In April 2022, Limited Run Games opened a retail store at MacGregor Village, a shopping mall in Cary. The store primarily stocks the company's releases, with 25% of its capacity reserved for other media and merchandise. The store is operated through Limited Run Games's wholly owned subsidiary Limited Run Retail, LLC. In July, the company announced the formation of SuperDeluxe Games, a joint venture with the Japanese localization company 8-4 that distributes Limited Run Games's releases in Japan. Limited Run Games owns 40% of SuperDeluxe Games. In August 2022, Embracer Group announced that it had agreed to acquire Limited Run Games from Fairhurst and Bogart to undisclosed terms. The acquisition was completed on September 6, and Limited Run Games was incorporated into Embracer Group's newest operative group, Embracer Freemode, with Fairhurst and Bogart retaining their management roles. According to marketing director Alena Alambeigi, the acquisition gave Limited Run Games access to the many intellectual properties owned by Embracer Group.

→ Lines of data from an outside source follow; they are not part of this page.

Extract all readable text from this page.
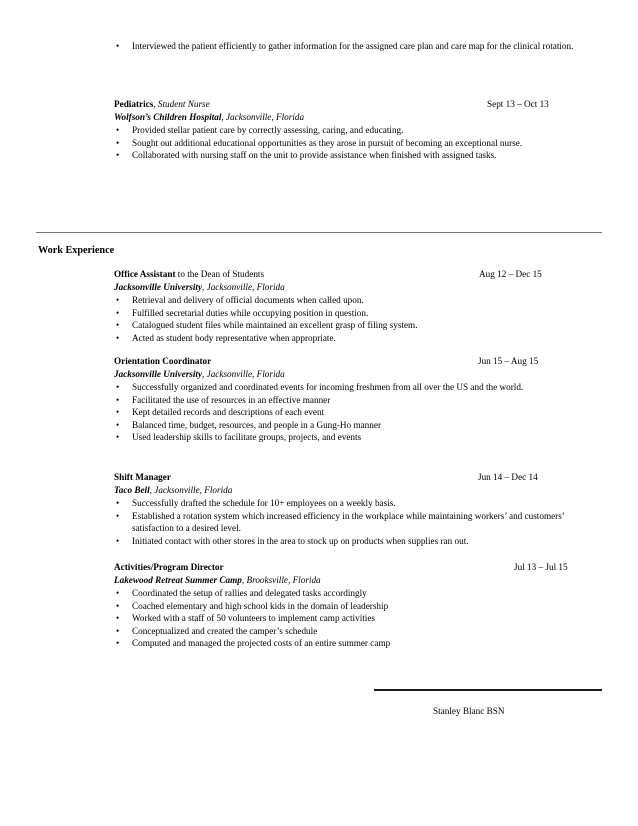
• Interviewed the patient efficiently to gather information for the assigned care plan and care map for the clinical rotation.
Pediatrics, Student Nurse	Sept 13 – Oct 13
Wolfson’s Children Hospital, Jacksonville, Florida
• Provided stellar patient care by correctly assessing, caring, and educating.
• Sought out additional educational opportunities as they arose in pursuit of becoming an exceptional nurse.
• Collaborated with nursing staff on the unit to provide assistance when finished with assigned tasks.
Work Experience
Office Assistant to the Dean of Students	Aug 12 – Dec 15
Jacksonville University, Jacksonville, Florida
• Retrieval and delivery of official documents when called upon.
• Fulfilled secretarial duties while occupying position in question.
• Catalogued student files while maintained an excellent grasp of filing system.
• Acted as student body representative when appropriate.
Orientation Coordinator	Jun 15 – Aug 15
Jacksonville University, Jacksonville, Florida
• Successfully organized and coordinated events for incoming freshmen from all over the US and the world.
• Facilitated the use of resources in an effective manner
• Kept detailed records and descriptions of each event
• Balanced time, budget, resources, and people in a Gung-Ho manner
• Used leadership skills to facilitate groups, projects, and events
Shift Manager	Jun 14 – Dec 14
Taco Bell, Jacksonville, Florida
• Successfully drafted the schedule for 10+ employees on a weekly basis.
• Established a rotation system which increased efficiency in the workplace while maintaining workers’ and customers’ satisfaction to a desired level.
• Initiated contact with other stores in the area to stock up on products when supplies ran out.
Activities/Program Director	Jul 13 – Jul 15
Lakewood Retreat Summer Camp, Brooksville, Florida
• Coordinated the setup of rallies and delegated tasks accordingly
• Coached elementary and high school kids in the domain of leadership
• Worked with a staff of 50 volunteers to implement camp activities
• Conceptualized and created the camper’s schedule
• Computed and managed the projected costs of an entire summer camp
Stanley Blanc BSN
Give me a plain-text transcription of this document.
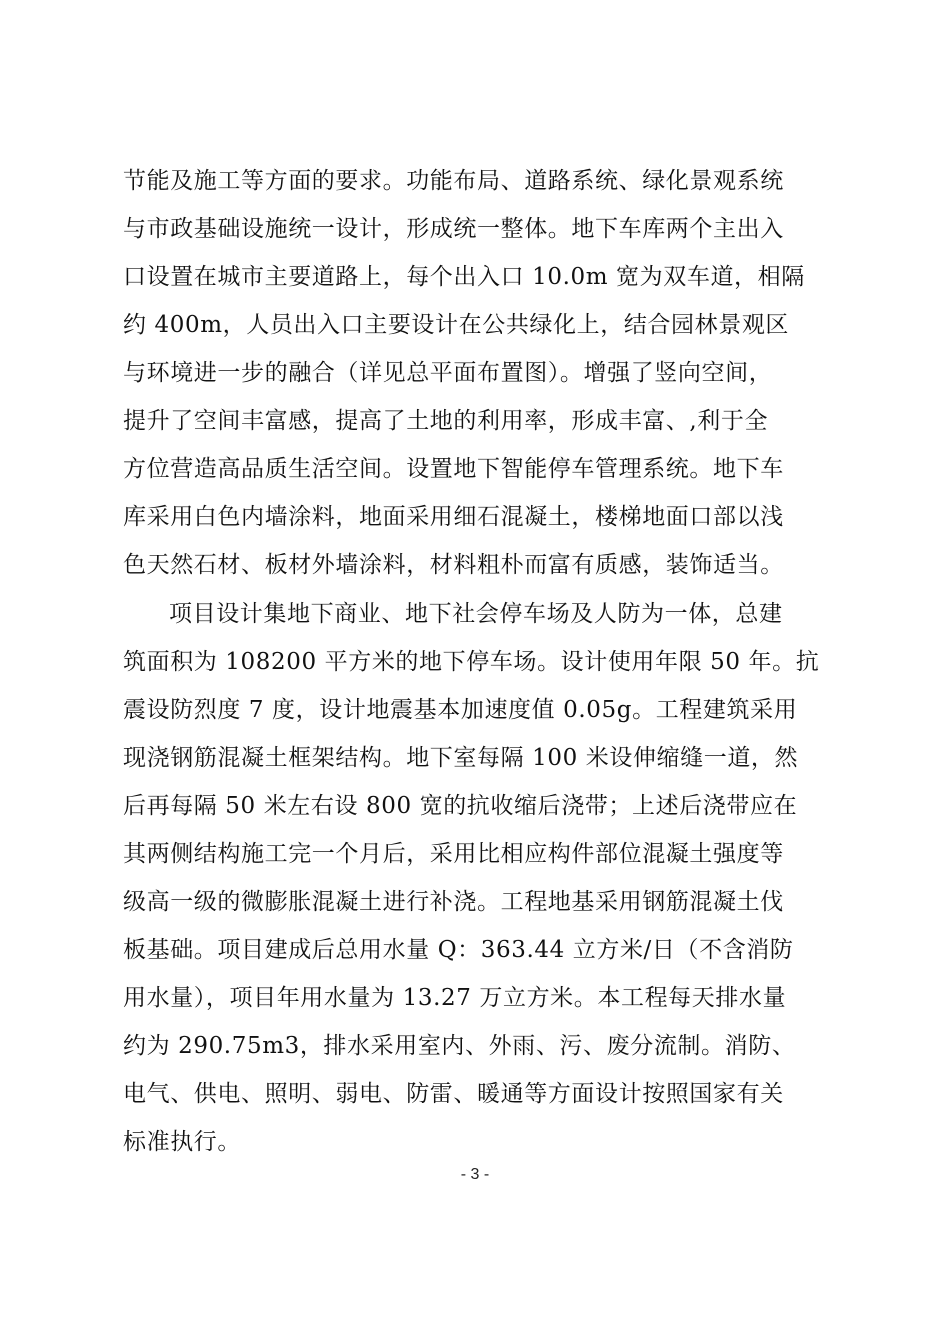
节能及施工等方面的要求。功能布局、道路系统、绿化景观系统
与市政基础设施统一设计，形成统一整体。地下车库两个主出入
口设置在城市主要道路上，每个出入口 10.0m 宽为双车道，相隔
约 400m，人员出入口主要设计在公共绿化上，结合园林景观区
与环境进一步的融合（详见总平面布置图）。增强了竖向空间，
提升了空间丰富感，提高了土地的利用率，形成丰富、,利于全
方位营造高品质生活空间。设置地下智能停车管理系统。地下车
库采用白色内墙涂料，地面采用细石混凝土，楼梯地面口部以浅
色天然石材、板材外墙涂料，材料粗朴而富有质感，装饰适当。
项目设计集地下商业、地下社会停车场及人防为一体，总建
筑面积为 108200 平方米的地下停车场。设计使用年限 50 年。抗
震设防烈度 7 度，设计地震基本加速度值 0.05g。工程建筑采用
现浇钢筋混凝土框架结构。地下室每隔 100 米设伸缩缝一道，然
后再每隔 50 米左右设 800 宽的抗收缩后浇带；上述后浇带应在
其两侧结构施工完一个月后，采用比相应构件部位混凝土强度等
级高一级的微膨胀混凝土进行补浇。工程地基采用钢筋混凝土伐
板基础。项目建成后总用水量 Q：363.44 立方米/日（不含消防
用水量），项目年用水量为 13.27 万立方米。本工程每天排水量
约为 290.75m3，排水采用室内、外雨、污、废分流制。消防、
电气、供电、照明、弱电、防雷、暖通等方面设计按照国家有关
标准执行。
- 3 -
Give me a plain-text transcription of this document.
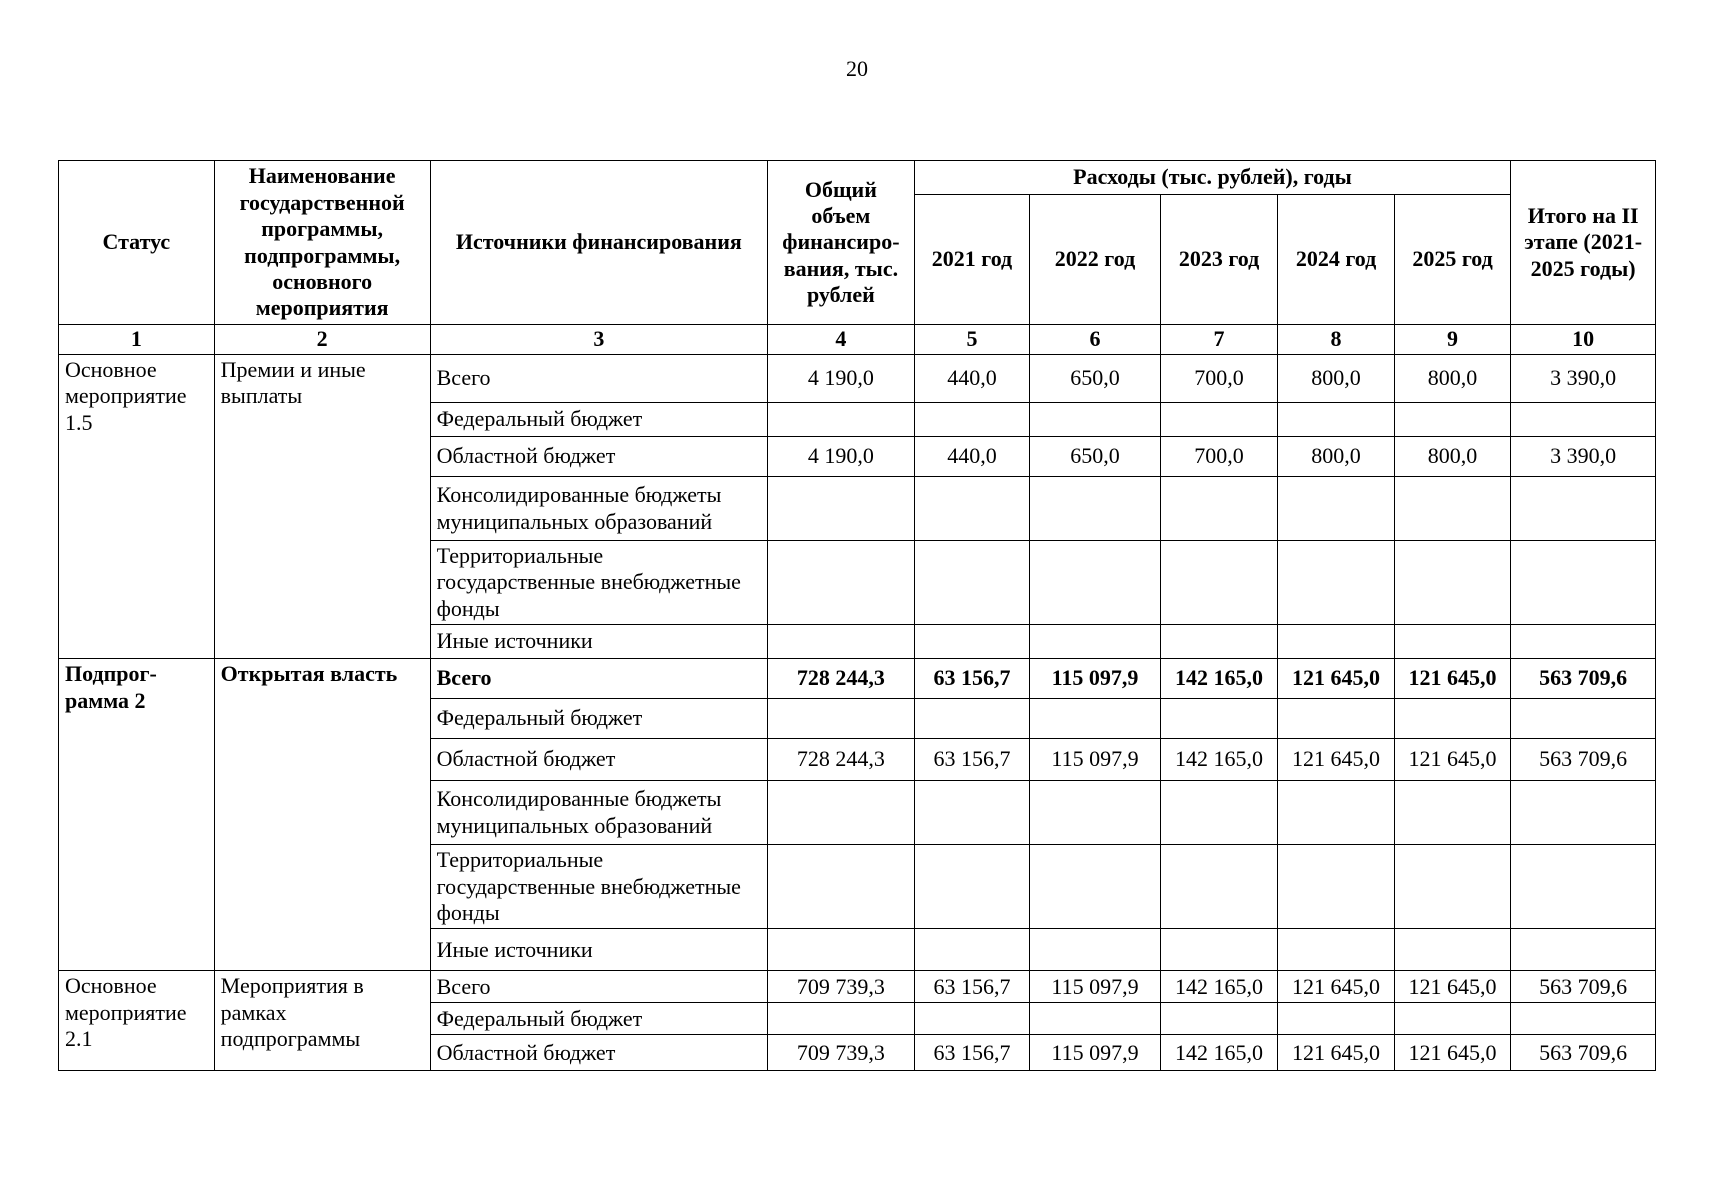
20
Статус	Наименование государственной программы, подпрограммы, основного мероприятия	Источники финансирования	Общий объем финансиро-вания, тыс. рублей	Расходы (тыс. рублей), годы					Итого на II этапе (2021-2025 годы)
				2021 год	2022 год	2023 год	2024 год	2025 год	
1	2	3	4	5	6	7	8	9	10
Основное мероприятие 1.5	Премии и иные выплаты	Всего	4 190,0	440,0	650,0	700,0	800,0	800,0	3 390,0
		Федеральный бюджет							
		Областной бюджет	4 190,0	440,0	650,0	700,0	800,0	800,0	3 390,0
		Консолидированные бюджеты муниципальных образований							
		Территориальные государственные внебюджетные фонды							
		Иные источники							
Подпрог-рамма 2	Открытая власть	Всего	728 244,3	63 156,7	115 097,9	142 165,0	121 645,0	121 645,0	563 709,6
		Федеральный бюджет							
		Областной бюджет	728 244,3	63 156,7	115 097,9	142 165,0	121 645,0	121 645,0	563 709,6
		Консолидированные бюджеты муниципальных образований							
		Территориальные государственные внебюджетные фонды							
		Иные источники							
Основное мероприятие 2.1	Мероприятия в рамках подпрограммы	Всего	709 739,3	63 156,7	115 097,9	142 165,0	121 645,0	121 645,0	563 709,6
		Федеральный бюджет							
		Областной бюджет	709 739,3	63 156,7	115 097,9	142 165,0	121 645,0	121 645,0	563 709,6
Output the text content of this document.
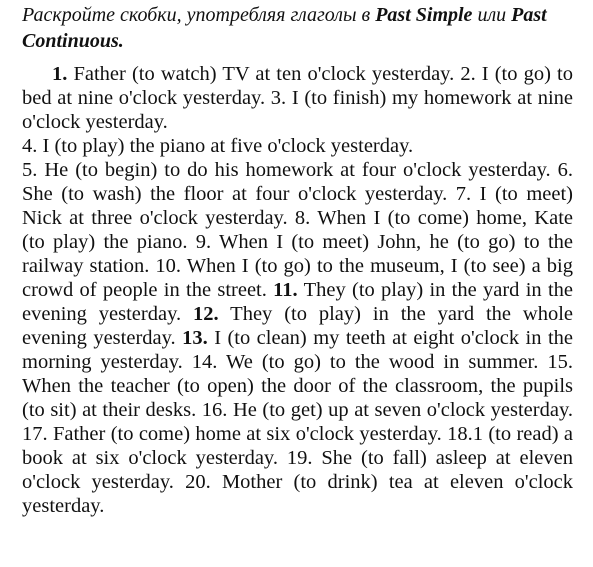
Раскройте скобки, употребляя глаголы в Past Simple или Past Continuous.

1. Father (to watch) TV at ten o'clock yesterday. 2. I (to go) to bed at nine o'clock yesterday. 3. I (to finish) my homework at nine o'clock yesterday.

4. I (to play) the piano at five o'clock yesterday.

5. He (to begin) to do his homework at four o'clock yesterday. 6. She (to wash) the floor at four o'clock yesterday. 7. I (to meet) Nick at three o'clock yesterday. 8. When I (to come) home, Kate (to play) the piano. 9. When I (to meet) John, he (to go) to the railway station. 10. When I (to go) to the museum, I (to see) a big crowd of people in the street. 11. They (to play) in the yard in the evening yesterday. 12. They (to play) in the yard the whole evening yesterday. 13. I (to clean) my teeth at eight o'clock in the morning yesterday. 14. We (to go) to the wood in summer. 15. When the teacher (to open) the door of the classroom, the pupils (to sit) at their desks. 16. He (to get) up at seven o'clock yesterday. 17. Father (to come) home at six o'clock yesterday. 18.1 (to read) a book at six o'clock yesterday. 19. She (to fall) asleep at eleven o'clock yesterday. 20. Mother (to drink) tea at eleven o'clock yesterday.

Later in September, Limited Run Games announced the launch of the book imprint Press Run, led by Jeremy Parish and Jared Petty, former editors for the video game websites USgamer and IGN, respectively. The company had 69 employees at this time.

Bogart left Limited Run Games in May 2023. In 2024, the company faced backlash for selling the 3DO version of D on CD-R discs, which are burned instead of pressed, leading to playback issues on 3DO consoles. The company claimed it chose CD-Rs because there were "quality and reliability issues" with pressed discs and that CD-Rs offered better compatibility with the 3DO console, which was pointed out as incorrect. However, Bogart alleged that Fairhurst chose CD-Rs because they were cheaper, despite objections from staff. Bogart also shared concerns about Fairhurst's management style, including a "cut corners" culture, workplace harassment, and mismanagement. Fairhurst stepped down as CEO in September 2025 while remaining the company president, announcing in January 2026 that he would scale back his involvement in March.

== Carbon Engine ==
Limited Run Games develops the Carbon Engine to bring games from older video game platforms to personal computers, newer Xbox models, the PlayStation 4, PlayStation 5, and Nintendo Switch. The Carbon Engine uses emulators for each supported platform, with some developed internally and others licensed. As of 2021, it supports the Game Boy, Game Boy Color, Game Boy Advance, Nintendo Entertainment System, Super Nintendo Entertainment System, and Sega Genesis. Limited Run Games later added compatibility with PlayStation and Sega CD games. The first games to use the Carbon Engine were Shantae and River City Girls Zero. Development of the Carbon Engine was led by Joe Modzeleski and Dimitris Giannakis, both of whom departed the company in 2025 to join Digital Eclipse.